Le X d’Elon Musk résiste à la demande française de données d’algorithme dans le cadre d’une enquête pénale

Le X d’Elon Musk résiste à la demande française de données d’algorithme dans le cadre d’une enquête pénale
Diya Poddar
21 juil. 2025, 15:46 PM
  • Les autorités exigent l’accès à l’algorithme de recommandation et aux données en temps réel.
  • X rejette la demande, invoquant des droits légaux et un parti pris du chercheur.
  • Deux experts nommés dans l’enquête ont déjà critiqué X.

Les autorités françaises ont intensifié leur enquête criminelle sur X, anciennement Twitter, les procureurs demandant l’accès à l’algorithme de recommandation de la plateforme et aux données en temps réel des messages des utilisateurs.

L’enquête, qui a débuté en janvier 2024, se concentre sur des allégations d’ingérence étrangère par la manipulation de systèmes de données automatisés et l’extraction non autorisée de données d’utilisateurs.

X a nié les accusations et refusé de se conformer aux exigences du gouvernement français.

L’enquête fait suite à deux plaintes déposées par un député français et un haut responsable d’une institution publique.

L’affaire a été transférée ce mois-ci à une unité spécialisée au sein de la police nationale chargée de lutter contre les infractions liées à la cybercriminalité.

Les procureurs français tentent de déterminer si le système de X a été utilisé à mauvais escient pour influencer les récits politiques ou l’opinion publique en France.

La police française cherche à accéder en temps réel aux données X et aux algorithmes

Dans le cadre de l’enquête, les autorités ont demandé des informations détaillées sur le fonctionnement interne du moteur de recommandation de X et sur les flux de contenu en temps réel sur la plateforme.

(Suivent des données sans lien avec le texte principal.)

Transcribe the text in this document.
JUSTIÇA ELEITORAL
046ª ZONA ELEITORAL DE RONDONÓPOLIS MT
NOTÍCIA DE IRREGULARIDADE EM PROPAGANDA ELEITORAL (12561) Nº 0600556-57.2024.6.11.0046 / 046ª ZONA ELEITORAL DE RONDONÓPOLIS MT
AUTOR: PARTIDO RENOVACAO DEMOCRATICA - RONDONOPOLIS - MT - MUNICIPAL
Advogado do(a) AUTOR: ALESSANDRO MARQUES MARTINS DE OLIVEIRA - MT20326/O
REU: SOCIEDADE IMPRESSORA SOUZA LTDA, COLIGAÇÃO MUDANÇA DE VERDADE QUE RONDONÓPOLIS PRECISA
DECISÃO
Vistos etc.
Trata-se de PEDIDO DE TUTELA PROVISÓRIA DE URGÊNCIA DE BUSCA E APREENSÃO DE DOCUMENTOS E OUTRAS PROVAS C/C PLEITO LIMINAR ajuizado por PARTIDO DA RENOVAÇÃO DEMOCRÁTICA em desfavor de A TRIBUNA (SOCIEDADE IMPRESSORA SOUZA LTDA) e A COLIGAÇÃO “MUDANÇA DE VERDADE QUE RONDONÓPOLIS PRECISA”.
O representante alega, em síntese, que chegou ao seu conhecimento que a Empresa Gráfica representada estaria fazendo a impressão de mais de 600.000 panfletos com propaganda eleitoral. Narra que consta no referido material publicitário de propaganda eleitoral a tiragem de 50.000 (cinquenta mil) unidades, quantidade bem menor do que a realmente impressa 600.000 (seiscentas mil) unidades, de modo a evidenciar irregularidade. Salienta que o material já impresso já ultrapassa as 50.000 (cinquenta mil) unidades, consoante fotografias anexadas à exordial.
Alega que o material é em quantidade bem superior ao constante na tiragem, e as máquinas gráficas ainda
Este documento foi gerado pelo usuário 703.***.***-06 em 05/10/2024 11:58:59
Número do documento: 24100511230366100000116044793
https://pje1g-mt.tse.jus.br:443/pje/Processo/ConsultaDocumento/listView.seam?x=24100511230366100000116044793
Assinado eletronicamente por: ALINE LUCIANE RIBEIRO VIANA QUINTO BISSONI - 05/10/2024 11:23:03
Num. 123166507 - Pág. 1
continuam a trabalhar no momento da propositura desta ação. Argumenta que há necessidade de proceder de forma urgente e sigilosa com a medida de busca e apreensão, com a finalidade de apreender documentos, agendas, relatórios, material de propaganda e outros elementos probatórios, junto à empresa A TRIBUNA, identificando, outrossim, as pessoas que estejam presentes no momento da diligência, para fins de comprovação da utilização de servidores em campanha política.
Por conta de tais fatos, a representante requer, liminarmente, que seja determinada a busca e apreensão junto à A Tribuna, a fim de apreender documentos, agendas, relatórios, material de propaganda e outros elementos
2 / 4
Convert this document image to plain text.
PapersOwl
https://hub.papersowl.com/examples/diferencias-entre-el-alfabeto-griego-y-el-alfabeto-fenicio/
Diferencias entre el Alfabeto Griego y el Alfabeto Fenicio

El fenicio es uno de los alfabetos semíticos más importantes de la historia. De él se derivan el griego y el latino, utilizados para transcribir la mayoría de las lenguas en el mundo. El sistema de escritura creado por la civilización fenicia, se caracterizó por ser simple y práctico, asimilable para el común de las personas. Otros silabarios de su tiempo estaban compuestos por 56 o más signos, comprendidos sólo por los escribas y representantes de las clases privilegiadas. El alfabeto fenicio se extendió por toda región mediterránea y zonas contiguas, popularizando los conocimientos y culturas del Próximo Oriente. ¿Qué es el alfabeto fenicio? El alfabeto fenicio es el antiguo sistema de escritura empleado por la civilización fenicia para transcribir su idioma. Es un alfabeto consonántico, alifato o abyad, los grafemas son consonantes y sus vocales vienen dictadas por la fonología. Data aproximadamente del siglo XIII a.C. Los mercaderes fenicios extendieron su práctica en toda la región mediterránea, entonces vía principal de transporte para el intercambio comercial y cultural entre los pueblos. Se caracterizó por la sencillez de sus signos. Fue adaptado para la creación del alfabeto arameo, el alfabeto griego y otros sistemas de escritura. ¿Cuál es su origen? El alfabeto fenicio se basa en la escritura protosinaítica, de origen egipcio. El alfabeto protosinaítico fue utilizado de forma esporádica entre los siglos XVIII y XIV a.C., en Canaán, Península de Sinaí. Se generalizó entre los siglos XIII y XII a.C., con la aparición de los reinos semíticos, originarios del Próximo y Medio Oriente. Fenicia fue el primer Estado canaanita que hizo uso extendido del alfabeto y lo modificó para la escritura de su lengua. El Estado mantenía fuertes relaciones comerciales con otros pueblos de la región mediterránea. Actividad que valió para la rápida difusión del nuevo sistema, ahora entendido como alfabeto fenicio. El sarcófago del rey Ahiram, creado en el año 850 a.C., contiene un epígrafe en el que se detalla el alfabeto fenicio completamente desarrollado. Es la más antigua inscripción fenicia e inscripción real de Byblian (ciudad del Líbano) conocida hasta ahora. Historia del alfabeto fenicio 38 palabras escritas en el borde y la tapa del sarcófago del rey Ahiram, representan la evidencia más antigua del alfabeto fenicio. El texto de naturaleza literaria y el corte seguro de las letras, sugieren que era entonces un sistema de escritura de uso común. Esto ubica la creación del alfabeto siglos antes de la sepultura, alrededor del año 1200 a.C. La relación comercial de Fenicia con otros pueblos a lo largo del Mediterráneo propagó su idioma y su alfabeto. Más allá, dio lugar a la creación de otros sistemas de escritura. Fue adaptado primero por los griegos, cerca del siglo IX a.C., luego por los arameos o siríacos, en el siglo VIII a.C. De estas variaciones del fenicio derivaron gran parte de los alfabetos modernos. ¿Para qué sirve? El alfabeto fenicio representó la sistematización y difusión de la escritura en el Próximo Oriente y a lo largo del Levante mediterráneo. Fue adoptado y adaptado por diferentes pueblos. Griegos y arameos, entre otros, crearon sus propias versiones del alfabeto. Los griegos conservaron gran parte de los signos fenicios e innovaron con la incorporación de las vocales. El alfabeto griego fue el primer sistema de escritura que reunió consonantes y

Ces données seraient utilisées par des experts désignés pour analyser le fonctionnement et l’impact de l’algorithme.

X a déclaré qu’elle avait été approchée pour transmettre ces informations dans le cadre de ce que les autorités ont qualifié d’effort mené par des experts pour « découvrir la vérité » sur l’influence de la plateforme.

Cependant, la société a déclaré qu’elle n’avait pas encore reçu de détails clairs sur la nature ou la portée des allégations.

Bien qu’elle ait reçu l’autorité légale de demander ces données en vertu de la loi française, la demande a suscité la controverse sur la juridiction, la confidentialité des données et la souveraineté de la plateforme.

X soutient qu’elle est dans son droit de rejeter la demande et qu’elle a choisi de le faire.

X allègue un parti pris politique et nomme les chercheurs impliqués

X a qualifié l’enquête de « politiquement motivée », suggérant qu’elle visait à restreindre la liberté d’expression sous couvert de cybersécurité.

Dans une déclaration publiée sur son compte Global Government Affairs, la société a affirmé que l’enquête « déforme la loi française » à des fins politiques.

X s’est particulièrement intéressé aux deux chercheurs chargés d’examiner l’algorithme : David Chavalarias, directeur de l’Institut des systèmes complexes de Paris (ISC-PIF), et Maziyar Panahi, responsable de la plateforme d’IA à l’ISC-PIF.

La société a souligné l’affiliation de Chavalarias à la campagne « Escape X », qui encourage les utilisateurs à quitter la plate-forme, et a noté que les deux chercheurs avaient co-écrit des articles critiques à l’égard de X.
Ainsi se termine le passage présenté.